Hint: Here, for solving this question we will use the concept of slope. As we know that the slope is used for the inclination of line or steepness of it. So, it is given by \[m = \dfrac{{{y_2} - {y_1}}}{{{x_2} - {x_1}}}\]. So by substituting the values, we will get the solution.

Formula used:
The slope of a line is given by,
\[m = \dfrac{{{y_2} - {y_1}}}{{{x_2} - {x_1}}}\]
Here,
$m$ , will be the slope of a line
$\left( {{x_1},{y_1}} \right)$ , will be the coordinates of the first point in the line and
$\left( {{x_2},{y_2}} \right)$ , will be the coordinates of the second point in the line.

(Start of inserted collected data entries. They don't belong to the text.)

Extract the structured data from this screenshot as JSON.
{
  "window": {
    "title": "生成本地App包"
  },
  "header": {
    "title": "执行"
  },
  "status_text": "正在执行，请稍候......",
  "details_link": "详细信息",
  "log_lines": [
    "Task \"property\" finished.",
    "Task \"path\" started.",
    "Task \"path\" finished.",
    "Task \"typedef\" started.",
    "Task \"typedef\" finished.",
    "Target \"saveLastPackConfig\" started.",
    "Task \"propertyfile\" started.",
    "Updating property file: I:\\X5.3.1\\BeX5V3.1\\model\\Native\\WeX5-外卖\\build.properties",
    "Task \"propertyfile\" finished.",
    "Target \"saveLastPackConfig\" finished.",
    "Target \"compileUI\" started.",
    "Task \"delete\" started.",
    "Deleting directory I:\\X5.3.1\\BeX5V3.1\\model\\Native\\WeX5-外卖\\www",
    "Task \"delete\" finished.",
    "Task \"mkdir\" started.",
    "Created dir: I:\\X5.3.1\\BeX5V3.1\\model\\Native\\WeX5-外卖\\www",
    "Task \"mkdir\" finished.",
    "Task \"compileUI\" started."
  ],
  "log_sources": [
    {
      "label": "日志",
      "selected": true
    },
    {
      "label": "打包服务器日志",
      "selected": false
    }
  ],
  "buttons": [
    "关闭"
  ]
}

Complete step-by-step answer:
Since in the question it is given that we have the distance traveled by car in $2hours$ is \[200km\] and the distance traveled by car in the next $3hours$ is \[240km\] . So we have to find the distance it travels in the next one hour.
Since the acceleration will be constant. Therefore, the distance it will travel in the next one hour will be shown by the slope and the coordinates will be $\left( {2,200} \right)$ and $\left( {3,240} \right)$ .

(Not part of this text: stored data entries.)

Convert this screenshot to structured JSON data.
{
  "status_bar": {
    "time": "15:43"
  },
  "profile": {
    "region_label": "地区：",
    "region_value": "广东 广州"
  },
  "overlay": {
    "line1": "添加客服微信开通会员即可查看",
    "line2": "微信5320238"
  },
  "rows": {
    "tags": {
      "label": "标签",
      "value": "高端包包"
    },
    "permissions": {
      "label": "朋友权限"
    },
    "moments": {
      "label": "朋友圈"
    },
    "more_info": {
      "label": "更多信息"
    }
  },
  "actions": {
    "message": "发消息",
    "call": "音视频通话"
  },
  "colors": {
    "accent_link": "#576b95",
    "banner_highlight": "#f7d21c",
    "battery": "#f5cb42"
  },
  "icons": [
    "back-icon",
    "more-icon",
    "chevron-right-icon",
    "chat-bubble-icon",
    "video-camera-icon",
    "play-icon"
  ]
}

So by using the slope formula which is given by
\[m = \dfrac{{{y_2} - {y_1}}}{{{x_2} - {x_1}}}\]
On substituting the values, in the above slope equation, we get
\[ \Rightarrow m = \dfrac{{240 - 200}}{{3 - 2}}\]

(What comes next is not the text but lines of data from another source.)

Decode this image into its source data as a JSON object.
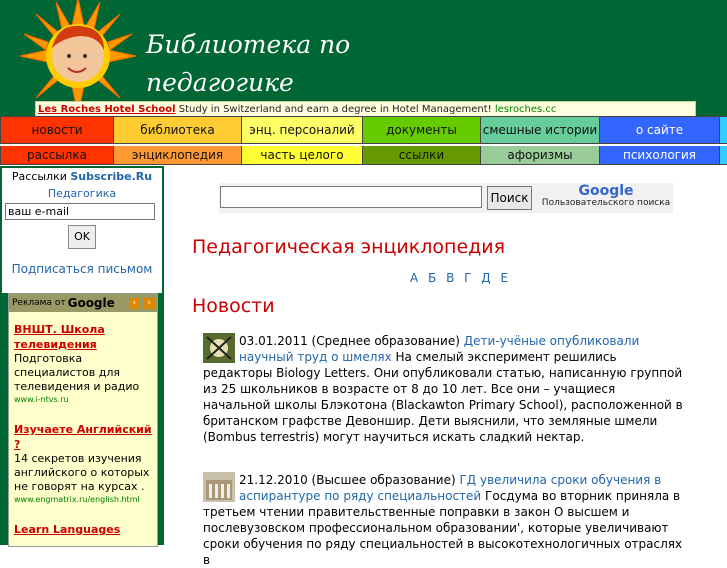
{
  "site": {
    "title_line1": "Библиотека по",
    "title_line2": "педагогике"
  },
  "top_ad": {
    "link": "Les Roches Hotel School",
    "text": " Study in Switzerland and earn a degree in Hotel Management!",
    "url": " lesroches.cc"
  },
  "menu_row1": [
    {
      "label": "новости",
      "color": "#ff3300"
    },
    {
      "label": "библиотека",
      "color": "#ffcc33"
    },
    {
      "label": "энц. персоналий",
      "color": "#ffff66"
    },
    {
      "label": "документы",
      "color": "#66cc00"
    },
    {
      "label": "смешные истории",
      "color": "#66cc99"
    },
    {
      "label": "о сайте",
      "color": "#3366ff"
    }
  ],
  "menu_row2": [
    {
      "label": "рассылка",
      "color": "#ff3300"
    },
    {
      "label": "энциклопедия",
      "color": "#ff9933"
    },
    {
      "label": "часть целого",
      "color": "#ffff33"
    },
    {
      "label": "ссылки",
      "color": "#669900"
    },
    {
      "label": "афоризмы",
      "color": "#99cc99"
    },
    {
      "label": "психология",
      "color": "#3366ff"
    }
  ],
  "subscribe": {
    "prefix": "Рассылки ",
    "brand": "Subscribe.Ru",
    "category": "Педагогика",
    "email_value": "ваш e-mail",
    "ok": "OK",
    "by_letter": "Подписаться письмом"
  },
  "google_ads": {
    "header_prefix": "Реклама от ",
    "header_brand": "Google",
    "prev": "‹",
    "next": "›",
    "items": [
      {
        "title": "ВНШТ. Школа телевидения",
        "body": "Подготовка специалистов для телевидения и радио",
        "url": "www.i-ntvs.ru"
      },
      {
        "title": "Изучаете Английский ?",
        "body": "14 секретов изучения английского о которых не говорят на курсах .",
        "url": "www.engmatrix.ru/english.html"
      },
      {
        "title": "Learn Languages",
        "body": "",
        "url": ""
      }
    ]
  },
  "search": {
    "button": "Поиск",
    "brand": "Google",
    "caption": "Пользовательского поиска"
  },
  "encyclopedia": {
    "title": "Педагогическая энциклопедия",
    "letters": "А Б В Г Д Е"
  },
  "news": {
    "title": "Новости",
    "items": [
      {
        "date": "03.01.2011",
        "category": " (Среднее образование) ",
        "link": "Дети-учёные опубликовали научный труд о шмелях",
        "text": "  На смелый эксперимент решились редакторы  Biology Letters. Они опубликовали статью, написанную группой из   25 школьников в возрасте от 8 до 10 лет. Все они – учащиеся начальной школы Блэкотона   (Blackawton   Primary   School), расположенной в британском графстве Девоншир. Дети выяснили, что земляные шмели  (Bombus terrestris) могут научиться искать сладкий нектар."
      },
      {
        "date": "21.12.2010",
        "category": "  (Высшее образование)    ",
        "link": "ГД увеличила сроки обучения в аспирантуре по ряду специальностей",
        "text": "   Госдума во вторник приняла в третьем чтении правительственные поправки в закон  О высшем и послевузовском профессиональном образовании', которые увеличивают сроки обучения по ряду специальностей в высокотехнологичных отраслях в"
      }
    ]
  }
}
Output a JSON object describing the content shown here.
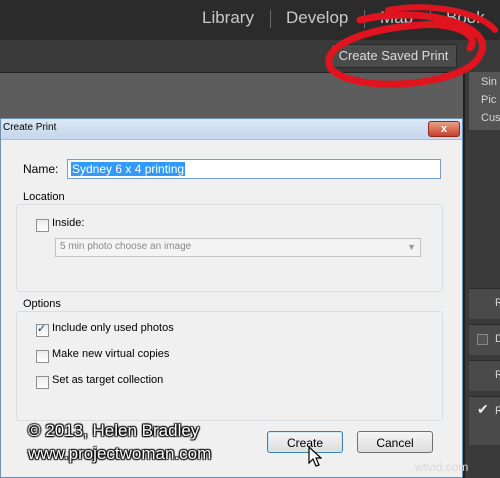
{
  "modules": [
    "Library",
    "Develop",
    "Map",
    "Book"
  ],
  "toolbar": {
    "saved_print_label": "Create Saved Print"
  },
  "right_panel": {
    "items": [
      "Sin",
      "Pic",
      "Cus"
    ],
    "rows": [
      "R",
      "D",
      "R",
      "R"
    ]
  },
  "dialog": {
    "title": "Create Print",
    "close_label": "x",
    "name_label": "Name:",
    "name_value": "Sydney 6 x 4 printing",
    "location_label": "Location",
    "inside_label": "Inside:",
    "inside_combo_value": "5 min photo choose an image",
    "options_label": "Options",
    "options": [
      {
        "label": "Include only used photos",
        "checked": true
      },
      {
        "label": "Make new virtual copies",
        "checked": false
      },
      {
        "label": "Set as target collection",
        "checked": false
      }
    ],
    "create_label": "Create",
    "cancel_label": "Cancel"
  },
  "watermark": {
    "line1": "© 2013, Helen Bradley",
    "line2": "www.projectwoman.com"
  },
  "site_watermark": "wtvid.com"
}
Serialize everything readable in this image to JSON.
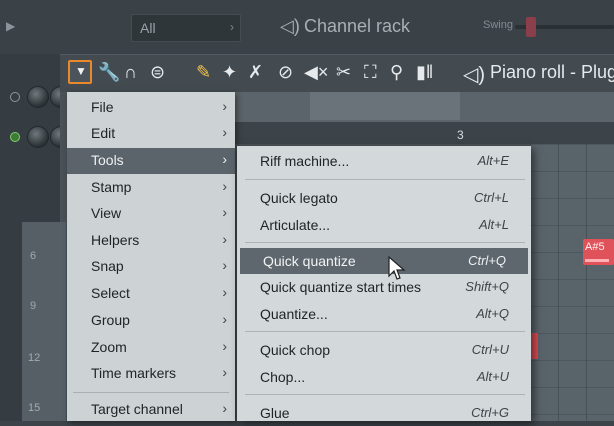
{
  "channel_rack": {
    "filter_value": "All",
    "title": "Channel rack",
    "swing_label": "Swing"
  },
  "piano_roll": {
    "title": "Piano roll - Plug",
    "bar_number": "3",
    "note_label": "A#5",
    "key_numbers": [
      "6",
      "9",
      "12",
      "15"
    ]
  },
  "toolbar": {
    "menu_icon": "triangle-down-icon",
    "tools": [
      "wrench-icon",
      "magnet-icon",
      "menu-circle-icon",
      "pencil-icon",
      "brush-icon",
      "delete-icon",
      "mute-icon",
      "slice-icon",
      "select-icon",
      "zoom-icon",
      "playback-icon"
    ]
  },
  "main_menu": {
    "items": [
      {
        "label": "File"
      },
      {
        "label": "Edit"
      },
      {
        "label": "Tools"
      },
      {
        "label": "Stamp"
      },
      {
        "label": "View"
      },
      {
        "label": "Helpers"
      },
      {
        "label": "Snap"
      },
      {
        "label": "Select"
      },
      {
        "label": "Group"
      },
      {
        "label": "Zoom"
      },
      {
        "label": "Time markers"
      },
      {
        "label": "Target channel"
      }
    ],
    "active": "Tools"
  },
  "tools_submenu": {
    "items": [
      {
        "label": "Riff machine...",
        "shortcut": "Alt+E"
      },
      {
        "label": "Quick legato",
        "shortcut": "Ctrl+L"
      },
      {
        "label": "Articulate...",
        "shortcut": "Alt+L"
      },
      {
        "label": "Quick quantize",
        "shortcut": "Ctrl+Q"
      },
      {
        "label": "Quick quantize start times",
        "shortcut": "Shift+Q"
      },
      {
        "label": "Quantize...",
        "shortcut": "Alt+Q"
      },
      {
        "label": "Quick chop",
        "shortcut": "Ctrl+U"
      },
      {
        "label": "Chop...",
        "shortcut": "Alt+U"
      },
      {
        "label": "Glue",
        "shortcut": "Ctrl+G"
      }
    ],
    "highlighted": "Quick quantize"
  },
  "colors": {
    "accent_orange": "#e88a2b",
    "note_red": "#e0525a",
    "menu_bg": "#cdd2d5",
    "highlight_bg": "#5e676d"
  }
}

On solving the numerator and denominator, we get
\[ \Rightarrow m = \dfrac{{40}}{1}\]
And therefore the slope will be $40$ .

Hence, the distance traveled by car in the next one hour is $40km$.

Note: In this type of question, we just need the formula and we can easily solve it by substituting it. So if a line is increasing and goes up from left to right then the slope will be positive and similarly, the opposite of it will be negative. And if it is horizontal then it will be zero.